Ms. Bannister was just one of a number of educators who died from Covid-19 as the 2020-21 school year began.

The virus has taken teachers in Missouri and Iowa. In Mississippi, a 42-year-old football coach died in August while self-quarantining with coronavirus symptoms, and a 53-year-old history teacher died of the virus earlier this week. A woman who taught special education at an Oklahoma high school for 26 years died of a heart attack in late August, three days after learning she had the virus.

The toll over the course of the pandemic includes hundreds of educators. The New York City Department of Education reported that 75 school-based employees had died of Covid-19 by late June, 31 of them teachers. A list in Education Week of educators, retired and still working, who had succumbed to the virus runs to more than 400 names.

As schools weigh when — and how — to reopen — the deaths offer the grimmest reminders of the stakes for educators and students alike.

A clear majority of American adults are worried that political pressure from the Trump administration will lead the Food and Drug Administration to rush to approve a coronavirus vaccine without making sure it is safe and effective, and nearly half hold at least one serious misconception about coronavirus prevention and treatment, according to a new poll released Thursday by the Kaiser Family Foundation.

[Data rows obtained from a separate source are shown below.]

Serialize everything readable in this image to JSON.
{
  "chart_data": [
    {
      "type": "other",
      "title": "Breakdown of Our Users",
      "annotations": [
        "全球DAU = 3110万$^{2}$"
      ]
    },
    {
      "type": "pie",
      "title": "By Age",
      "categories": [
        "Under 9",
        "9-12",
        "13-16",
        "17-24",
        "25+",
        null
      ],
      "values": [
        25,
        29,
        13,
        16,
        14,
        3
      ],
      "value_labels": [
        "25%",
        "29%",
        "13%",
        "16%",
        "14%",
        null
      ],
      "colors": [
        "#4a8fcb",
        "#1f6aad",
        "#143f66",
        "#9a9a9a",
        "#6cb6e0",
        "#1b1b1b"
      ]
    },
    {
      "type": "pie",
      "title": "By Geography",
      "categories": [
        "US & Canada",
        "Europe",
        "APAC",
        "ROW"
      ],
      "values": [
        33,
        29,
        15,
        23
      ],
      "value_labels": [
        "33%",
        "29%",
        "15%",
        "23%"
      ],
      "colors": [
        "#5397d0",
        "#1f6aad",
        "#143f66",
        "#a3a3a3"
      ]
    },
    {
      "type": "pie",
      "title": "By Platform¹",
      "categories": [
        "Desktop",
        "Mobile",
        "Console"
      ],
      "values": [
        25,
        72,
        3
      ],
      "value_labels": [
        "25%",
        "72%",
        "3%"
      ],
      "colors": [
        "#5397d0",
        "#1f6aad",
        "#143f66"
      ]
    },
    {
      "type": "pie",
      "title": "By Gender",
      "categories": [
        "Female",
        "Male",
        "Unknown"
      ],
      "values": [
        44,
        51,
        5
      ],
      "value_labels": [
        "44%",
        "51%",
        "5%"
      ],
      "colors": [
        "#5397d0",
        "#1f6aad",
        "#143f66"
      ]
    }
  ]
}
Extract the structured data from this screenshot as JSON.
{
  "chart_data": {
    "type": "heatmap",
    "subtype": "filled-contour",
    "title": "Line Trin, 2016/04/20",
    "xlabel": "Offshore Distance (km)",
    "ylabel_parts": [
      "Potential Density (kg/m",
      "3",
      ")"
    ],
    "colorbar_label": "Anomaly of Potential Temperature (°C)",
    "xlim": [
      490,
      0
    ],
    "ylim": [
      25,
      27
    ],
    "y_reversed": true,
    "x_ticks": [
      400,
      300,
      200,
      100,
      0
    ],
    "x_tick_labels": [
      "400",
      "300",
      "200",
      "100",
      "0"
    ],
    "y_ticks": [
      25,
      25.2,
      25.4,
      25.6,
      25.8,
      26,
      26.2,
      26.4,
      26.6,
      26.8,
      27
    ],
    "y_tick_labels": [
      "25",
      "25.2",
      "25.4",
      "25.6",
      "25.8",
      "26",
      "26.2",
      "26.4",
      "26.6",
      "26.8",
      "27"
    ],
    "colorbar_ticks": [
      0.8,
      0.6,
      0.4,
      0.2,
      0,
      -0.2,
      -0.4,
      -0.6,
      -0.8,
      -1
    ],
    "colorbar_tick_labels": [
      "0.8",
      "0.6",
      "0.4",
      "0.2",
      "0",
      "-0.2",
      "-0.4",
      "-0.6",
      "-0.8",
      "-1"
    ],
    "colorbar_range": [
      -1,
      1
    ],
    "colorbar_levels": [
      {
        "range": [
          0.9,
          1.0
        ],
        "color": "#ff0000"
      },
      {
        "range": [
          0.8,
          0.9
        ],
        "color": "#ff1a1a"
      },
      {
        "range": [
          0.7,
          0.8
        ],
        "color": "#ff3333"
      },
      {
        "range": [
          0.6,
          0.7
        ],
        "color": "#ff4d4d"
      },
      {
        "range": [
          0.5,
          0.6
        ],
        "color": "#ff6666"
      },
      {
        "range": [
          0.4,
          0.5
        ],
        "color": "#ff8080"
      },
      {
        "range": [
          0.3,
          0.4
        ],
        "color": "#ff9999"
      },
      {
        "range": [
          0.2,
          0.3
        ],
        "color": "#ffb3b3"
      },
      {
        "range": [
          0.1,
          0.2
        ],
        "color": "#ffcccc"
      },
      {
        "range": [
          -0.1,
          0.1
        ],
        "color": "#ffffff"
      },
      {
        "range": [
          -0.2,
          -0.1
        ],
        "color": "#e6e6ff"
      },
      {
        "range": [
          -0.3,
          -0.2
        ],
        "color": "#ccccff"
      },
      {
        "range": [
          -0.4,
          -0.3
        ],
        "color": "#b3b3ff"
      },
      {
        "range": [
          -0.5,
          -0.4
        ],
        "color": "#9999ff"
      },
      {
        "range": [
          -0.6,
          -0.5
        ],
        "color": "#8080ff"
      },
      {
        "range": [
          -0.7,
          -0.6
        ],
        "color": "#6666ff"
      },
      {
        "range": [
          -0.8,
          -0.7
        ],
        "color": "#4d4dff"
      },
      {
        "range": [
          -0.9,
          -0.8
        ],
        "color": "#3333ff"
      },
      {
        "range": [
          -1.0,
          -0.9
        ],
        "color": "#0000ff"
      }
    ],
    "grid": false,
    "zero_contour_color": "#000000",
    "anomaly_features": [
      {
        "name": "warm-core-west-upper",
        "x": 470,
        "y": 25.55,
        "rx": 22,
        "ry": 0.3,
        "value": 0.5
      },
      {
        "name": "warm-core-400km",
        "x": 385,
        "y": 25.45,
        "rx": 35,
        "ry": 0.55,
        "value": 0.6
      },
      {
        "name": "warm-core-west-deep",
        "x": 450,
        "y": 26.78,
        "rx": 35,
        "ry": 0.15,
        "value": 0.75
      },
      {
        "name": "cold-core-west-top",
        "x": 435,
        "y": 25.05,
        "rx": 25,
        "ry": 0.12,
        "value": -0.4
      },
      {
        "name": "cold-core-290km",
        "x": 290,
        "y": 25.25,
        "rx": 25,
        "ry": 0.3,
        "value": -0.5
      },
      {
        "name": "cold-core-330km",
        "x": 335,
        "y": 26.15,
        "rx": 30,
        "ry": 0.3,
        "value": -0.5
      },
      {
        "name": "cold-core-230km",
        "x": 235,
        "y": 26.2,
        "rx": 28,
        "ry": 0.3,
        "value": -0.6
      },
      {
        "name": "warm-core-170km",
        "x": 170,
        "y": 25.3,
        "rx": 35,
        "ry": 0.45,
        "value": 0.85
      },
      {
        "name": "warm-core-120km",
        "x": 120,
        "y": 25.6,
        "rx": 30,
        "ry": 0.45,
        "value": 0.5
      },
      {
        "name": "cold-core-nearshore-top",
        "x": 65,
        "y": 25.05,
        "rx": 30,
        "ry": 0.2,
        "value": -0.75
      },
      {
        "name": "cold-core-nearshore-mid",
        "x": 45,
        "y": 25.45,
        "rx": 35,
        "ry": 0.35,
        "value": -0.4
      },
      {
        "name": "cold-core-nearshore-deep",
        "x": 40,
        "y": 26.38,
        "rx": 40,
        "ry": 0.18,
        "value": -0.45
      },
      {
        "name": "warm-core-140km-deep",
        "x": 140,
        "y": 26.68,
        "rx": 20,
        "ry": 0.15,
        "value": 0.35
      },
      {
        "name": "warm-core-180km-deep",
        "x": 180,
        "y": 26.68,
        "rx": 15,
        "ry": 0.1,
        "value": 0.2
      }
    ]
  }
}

The poll, which tracks public attitudes about a range of issues, found that Americans are feeling more optimistic. More than six months into the pandemic, 38 percent now say “the worst is yet to come,” down nearly half from 74 percent in early April. And another 38 percent say “the worst is behind us,” up from 13 percent in April.

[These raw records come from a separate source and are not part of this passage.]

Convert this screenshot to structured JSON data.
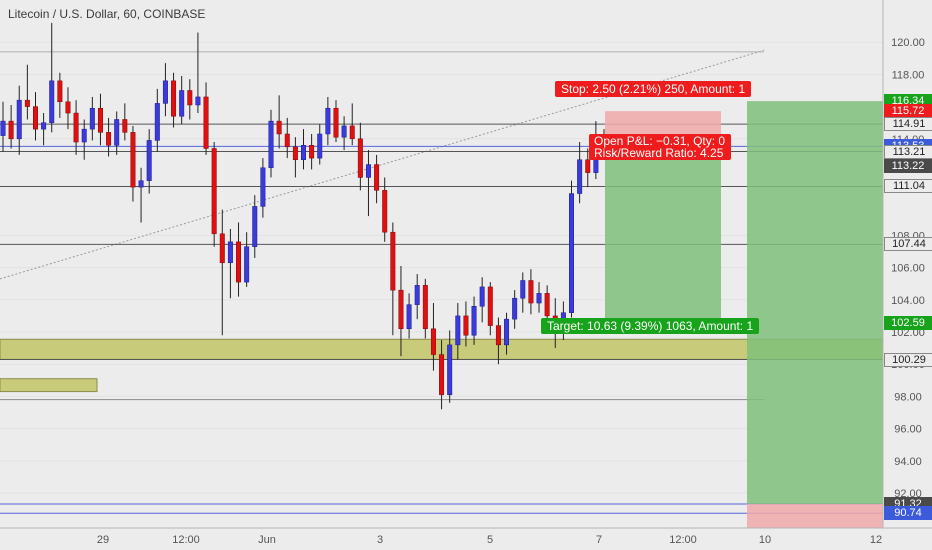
{
  "header": {
    "title": "Litecoin / U.S. Dollar, 60, COINBASE"
  },
  "chart_data": {
    "type": "candlestick",
    "symbol": "Litecoin / U.S. Dollar",
    "interval": "60",
    "exchange": "COINBASE",
    "ylim": [
      90.2,
      122.0
    ],
    "price_ticks": [
      "120.00",
      "118.00",
      "114.00",
      "108.00",
      "106.00",
      "104.00",
      "102.00",
      "100.00",
      "98.00",
      "96.00",
      "94.00",
      "92.00"
    ],
    "time_ticks": [
      "29",
      "12:00",
      "Jun",
      "3",
      "5",
      "7",
      "12:00",
      "10",
      "12"
    ],
    "price_tags": [
      {
        "text": "116.34",
        "price": 116.34,
        "bg": "#17a31b",
        "fg": "#ffffff"
      },
      {
        "text": "115.72",
        "price": 115.72,
        "bg": "#ee1c1c",
        "fg": "#ffffff"
      },
      {
        "text": "114.91",
        "price": 114.91,
        "bg": "#ececec",
        "fg": "#222222"
      },
      {
        "text": "113.53",
        "price": 113.53,
        "bg": "#3b5bdb",
        "fg": "#ffffff"
      },
      {
        "text": "15:28",
        "price": 112.58,
        "bg": "#3b5bdb",
        "fg": "#ffffff"
      },
      {
        "text": "113.21",
        "price": 113.21,
        "bg": "#ececec",
        "fg": "#222222"
      },
      {
        "text": "113.22",
        "price": 112.3,
        "bg": "#4a4a4a",
        "fg": "#ffffff"
      },
      {
        "text": "111.04",
        "price": 111.04,
        "bg": "#ececec",
        "fg": "#222222"
      },
      {
        "text": "107.44",
        "price": 107.44,
        "bg": "#ececec",
        "fg": "#222222"
      },
      {
        "text": "102.59",
        "price": 102.59,
        "bg": "#17a31b",
        "fg": "#ffffff"
      },
      {
        "text": "100.29",
        "price": 100.29,
        "bg": "#ececec",
        "fg": "#222222"
      },
      {
        "text": "91.32",
        "price": 91.32,
        "bg": "#4a4a4a",
        "fg": "#ffffff"
      },
      {
        "text": "90.74",
        "price": 90.74,
        "bg": "#3b5bdb",
        "fg": "#ffffff"
      }
    ],
    "horizontal_lines": [
      {
        "price": 114.91,
        "color": "#555555"
      },
      {
        "price": 113.53,
        "color": "#5566dd"
      },
      {
        "price": 113.21,
        "color": "#555555"
      },
      {
        "price": 111.04,
        "color": "#555555"
      },
      {
        "price": 107.44,
        "color": "#555555"
      },
      {
        "price": 100.29,
        "color": "#555555"
      },
      {
        "price": 91.32,
        "color": "#5566dd"
      },
      {
        "price": 90.74,
        "color": "#5566dd"
      }
    ],
    "support_zone": {
      "top": 101.55,
      "bottom": 100.3,
      "color": "#c8cc7a"
    },
    "position": {
      "entry": 113.21,
      "stop": 115.72,
      "target": 102.59,
      "stop_label": "Stop: 2.50 (2.21%) 250, Amount: 1",
      "pnl_label_1": "Open P&L: −0.31, Qty: 0",
      "pnl_label_2": "Risk/Reward Ratio: 4.25",
      "target_label": "Target: 10.63 (9.39%) 1063, Amount: 1",
      "profit_color": "#7fbf7a",
      "loss_color": "#f1a9a9"
    },
    "candles": [
      {
        "o": 114.2,
        "h": 116.3,
        "l": 113.2,
        "c": 115.1
      },
      {
        "o": 115.1,
        "h": 116.1,
        "l": 113.4,
        "c": 114.0
      },
      {
        "o": 114.0,
        "h": 117.3,
        "l": 113.0,
        "c": 116.4
      },
      {
        "o": 116.4,
        "h": 118.6,
        "l": 115.2,
        "c": 116.0
      },
      {
        "o": 116.0,
        "h": 116.9,
        "l": 113.9,
        "c": 114.6
      },
      {
        "o": 114.6,
        "h": 115.6,
        "l": 113.6,
        "c": 115.0
      },
      {
        "o": 115.0,
        "h": 121.2,
        "l": 114.4,
        "c": 117.6
      },
      {
        "o": 117.6,
        "h": 118.1,
        "l": 115.3,
        "c": 116.3
      },
      {
        "o": 116.3,
        "h": 117.2,
        "l": 114.6,
        "c": 115.6
      },
      {
        "o": 115.6,
        "h": 116.4,
        "l": 113.0,
        "c": 113.8
      },
      {
        "o": 113.8,
        "h": 115.2,
        "l": 112.7,
        "c": 114.6
      },
      {
        "o": 114.6,
        "h": 116.6,
        "l": 113.9,
        "c": 115.9
      },
      {
        "o": 115.9,
        "h": 116.8,
        "l": 113.6,
        "c": 114.4
      },
      {
        "o": 114.4,
        "h": 115.3,
        "l": 112.9,
        "c": 113.6
      },
      {
        "o": 113.6,
        "h": 115.7,
        "l": 113.0,
        "c": 115.2
      },
      {
        "o": 115.2,
        "h": 116.2,
        "l": 113.9,
        "c": 114.4
      },
      {
        "o": 114.4,
        "h": 114.8,
        "l": 110.1,
        "c": 111.0
      },
      {
        "o": 111.0,
        "h": 112.2,
        "l": 108.8,
        "c": 111.4
      },
      {
        "o": 111.4,
        "h": 114.6,
        "l": 110.6,
        "c": 113.9
      },
      {
        "o": 113.9,
        "h": 117.1,
        "l": 113.2,
        "c": 116.2
      },
      {
        "o": 116.2,
        "h": 118.7,
        "l": 115.4,
        "c": 117.6
      },
      {
        "o": 117.6,
        "h": 118.1,
        "l": 114.7,
        "c": 115.4
      },
      {
        "o": 115.4,
        "h": 117.9,
        "l": 114.9,
        "c": 117.0
      },
      {
        "o": 117.0,
        "h": 117.7,
        "l": 115.2,
        "c": 116.1
      },
      {
        "o": 116.1,
        "h": 120.6,
        "l": 115.6,
        "c": 116.6
      },
      {
        "o": 116.6,
        "h": 117.5,
        "l": 113.0,
        "c": 113.4
      },
      {
        "o": 113.4,
        "h": 113.8,
        "l": 107.3,
        "c": 108.1
      },
      {
        "o": 108.1,
        "h": 109.6,
        "l": 101.8,
        "c": 106.3
      },
      {
        "o": 106.3,
        "h": 108.4,
        "l": 104.1,
        "c": 107.6
      },
      {
        "o": 107.6,
        "h": 108.8,
        "l": 104.2,
        "c": 105.1
      },
      {
        "o": 105.1,
        "h": 108.2,
        "l": 104.8,
        "c": 107.3
      },
      {
        "o": 107.3,
        "h": 110.5,
        "l": 106.6,
        "c": 109.8
      },
      {
        "o": 109.8,
        "h": 112.8,
        "l": 109.1,
        "c": 112.2
      },
      {
        "o": 112.2,
        "h": 115.8,
        "l": 111.6,
        "c": 115.1
      },
      {
        "o": 115.1,
        "h": 116.7,
        "l": 113.4,
        "c": 114.3
      },
      {
        "o": 114.3,
        "h": 115.3,
        "l": 112.8,
        "c": 113.5
      },
      {
        "o": 113.5,
        "h": 114.1,
        "l": 111.6,
        "c": 112.7
      },
      {
        "o": 112.7,
        "h": 114.6,
        "l": 112.1,
        "c": 113.6
      },
      {
        "o": 113.6,
        "h": 114.3,
        "l": 112.1,
        "c": 112.8
      },
      {
        "o": 112.8,
        "h": 114.9,
        "l": 112.4,
        "c": 114.3
      },
      {
        "o": 114.3,
        "h": 116.6,
        "l": 113.6,
        "c": 115.9
      },
      {
        "o": 115.9,
        "h": 116.4,
        "l": 113.8,
        "c": 114.1
      },
      {
        "o": 114.1,
        "h": 115.4,
        "l": 113.3,
        "c": 114.8
      },
      {
        "o": 114.8,
        "h": 116.2,
        "l": 113.6,
        "c": 114.0
      },
      {
        "o": 114.0,
        "h": 115.0,
        "l": 110.8,
        "c": 111.6
      },
      {
        "o": 111.6,
        "h": 113.3,
        "l": 109.2,
        "c": 112.4
      },
      {
        "o": 112.4,
        "h": 113.0,
        "l": 110.0,
        "c": 110.8
      },
      {
        "o": 110.8,
        "h": 111.6,
        "l": 107.6,
        "c": 108.2
      },
      {
        "o": 108.2,
        "h": 108.8,
        "l": 101.8,
        "c": 104.6
      },
      {
        "o": 104.6,
        "h": 106.1,
        "l": 100.5,
        "c": 102.2
      },
      {
        "o": 102.2,
        "h": 104.4,
        "l": 101.6,
        "c": 103.7
      },
      {
        "o": 103.7,
        "h": 105.6,
        "l": 102.8,
        "c": 104.9
      },
      {
        "o": 104.9,
        "h": 105.3,
        "l": 101.6,
        "c": 102.2
      },
      {
        "o": 102.2,
        "h": 103.8,
        "l": 99.6,
        "c": 100.6
      },
      {
        "o": 100.6,
        "h": 101.5,
        "l": 97.2,
        "c": 98.1
      },
      {
        "o": 98.1,
        "h": 102.1,
        "l": 97.6,
        "c": 101.2
      },
      {
        "o": 101.2,
        "h": 103.8,
        "l": 100.3,
        "c": 103.0
      },
      {
        "o": 103.0,
        "h": 103.9,
        "l": 101.1,
        "c": 101.8
      },
      {
        "o": 101.8,
        "h": 104.2,
        "l": 101.2,
        "c": 103.6
      },
      {
        "o": 103.6,
        "h": 105.4,
        "l": 102.6,
        "c": 104.8
      },
      {
        "o": 104.8,
        "h": 105.1,
        "l": 101.8,
        "c": 102.4
      },
      {
        "o": 102.4,
        "h": 102.9,
        "l": 100.0,
        "c": 101.2
      },
      {
        "o": 101.2,
        "h": 103.2,
        "l": 100.6,
        "c": 102.8
      },
      {
        "o": 102.8,
        "h": 104.6,
        "l": 102.2,
        "c": 104.1
      },
      {
        "o": 104.1,
        "h": 105.7,
        "l": 103.2,
        "c": 105.2
      },
      {
        "o": 105.2,
        "h": 105.9,
        "l": 103.1,
        "c": 103.8
      },
      {
        "o": 103.8,
        "h": 105.1,
        "l": 103.2,
        "c": 104.4
      },
      {
        "o": 104.4,
        "h": 104.9,
        "l": 102.3,
        "c": 103.0
      },
      {
        "o": 103.0,
        "h": 104.1,
        "l": 101.0,
        "c": 102.4
      },
      {
        "o": 102.4,
        "h": 103.9,
        "l": 101.5,
        "c": 103.2
      },
      {
        "o": 103.2,
        "h": 111.4,
        "l": 102.9,
        "c": 110.6
      },
      {
        "o": 110.6,
        "h": 113.8,
        "l": 110.0,
        "c": 112.7
      },
      {
        "o": 112.7,
        "h": 113.4,
        "l": 111.0,
        "c": 111.9
      },
      {
        "o": 111.9,
        "h": 115.1,
        "l": 111.5,
        "c": 113.9
      },
      {
        "o": 113.9,
        "h": 114.6,
        "l": 112.9,
        "c": 113.2
      }
    ]
  }
}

The poll, a nationally representative random sample of 1,199 adults, was conducted between Aug. 28 and Sept. 3, and had a margin of error of plus or minus 3 percentage points. It found that 62 percent of adults are worried about political pressure on the F.D.A. to approve a vaccine, with Democrats being far more worried than Republicans.

At the same time, Americans hold misconceptions about prevention and treatment of Covid-19. One in five believe wearing a face mask is harmful to your health, and one in four say hydroxychloroquine — an anti-malaria drug touted by President Trump — is an effective treatment for coronavirus infection, despite clear evidence to the contrary and the F.D.A.’s decision to revoke an emergency waiver for use of the medicine.

At the same time, trust in some official sources of information on the coronavirus is declining. About two in three adults — 68 percent — now say they have at least a fair amount of trust in Dr. Anthony S. Fauci, the director of the National Institute of Allergy and Infectious Diseases, down from 78 percent in April. An equal 68 percent say they now have trust in the Centers for Disease Control and Prevention, down 16 percentage points from April.

In other U.S. news:

global roundup

The pandemic collides with Europe’s migrant crisis to set off calamity in Greece.

Around 1,000 residents will be temporarily housed on a passenger ferry, and hundreds more will be placed on two naval vessels. It was unclear where the remaining 10,000 migrants would go.